David Axelrod, Obama's chief strategist, said that Obama's speech Thursday will not attempt to reinvent the candidate's message but that "we're getting down to the jury deliberation here" and it is essential for all the candidates to sharpen their closing arguments.

"We really believe this is an election about change and that he is the authentic exponent of change," Axelrod said. "He's the candidate who will bring it. That's the premise on which this candidacy was predicated, and now's the time to close the circle on that message and leave it to people to make that decision."

Axelrod said addressing doubts about the candidate is an essential part of spurring voters to support Obama on Jan. 3. "There's always a mixed impulse" on the part of the voters, he said. "There's an impulse to sort of stick with the known rather than taking a chance on change.
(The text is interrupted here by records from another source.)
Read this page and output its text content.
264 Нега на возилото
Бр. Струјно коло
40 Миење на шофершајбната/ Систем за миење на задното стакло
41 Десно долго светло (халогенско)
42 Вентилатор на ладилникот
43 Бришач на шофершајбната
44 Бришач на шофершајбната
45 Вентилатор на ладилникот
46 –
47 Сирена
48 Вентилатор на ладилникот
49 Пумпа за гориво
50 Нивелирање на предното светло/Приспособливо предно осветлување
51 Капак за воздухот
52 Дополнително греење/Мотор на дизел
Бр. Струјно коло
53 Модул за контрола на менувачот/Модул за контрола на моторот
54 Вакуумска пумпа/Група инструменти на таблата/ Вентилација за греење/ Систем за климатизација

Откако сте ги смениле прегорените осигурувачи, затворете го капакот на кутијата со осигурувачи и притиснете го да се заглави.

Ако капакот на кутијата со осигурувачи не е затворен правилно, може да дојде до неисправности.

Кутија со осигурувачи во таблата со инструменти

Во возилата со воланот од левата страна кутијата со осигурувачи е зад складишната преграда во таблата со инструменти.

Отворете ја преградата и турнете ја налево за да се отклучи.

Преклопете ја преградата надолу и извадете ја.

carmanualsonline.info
It's the same force, as he noted, that Bill Clinton confronted in 1992 . . . We have to urge people to fight their way through it and make a reasoned judgment based on what they've seen and heard." Edwards spent the day campaigning in New Hampshire, which one adviser called a sign of the candidate's growing confidence that he is in a strong position in Iowa and determined not to repeat his mistake of four years ago, when he put too little effort into the Granite State and finished poorly after a strong second-place showing in Iowa.

His campaign issued a strategy memo from his deputy campaign manager, Jonathan Prince, arguing that the former senator has gained momentum in Iowa over the past 10 days and that he will close out his campaigning in Iowa emphasizing kitchen-table issues and a more radical call for change than Obama's. "We know the message is resonating with Iowa voters," Prince said in the memo.

Another senior adviser said Edwards's core message will include the assertion that what is needed in Washington is a fighter who will take on special interests, not negotiate with them. The aide said Edwards believes it is essential in the final days to make certain voters understand the differences among the candidates - "to make it very clear what an Edwards presidency will be about and how it would differ from Clinton and Obama."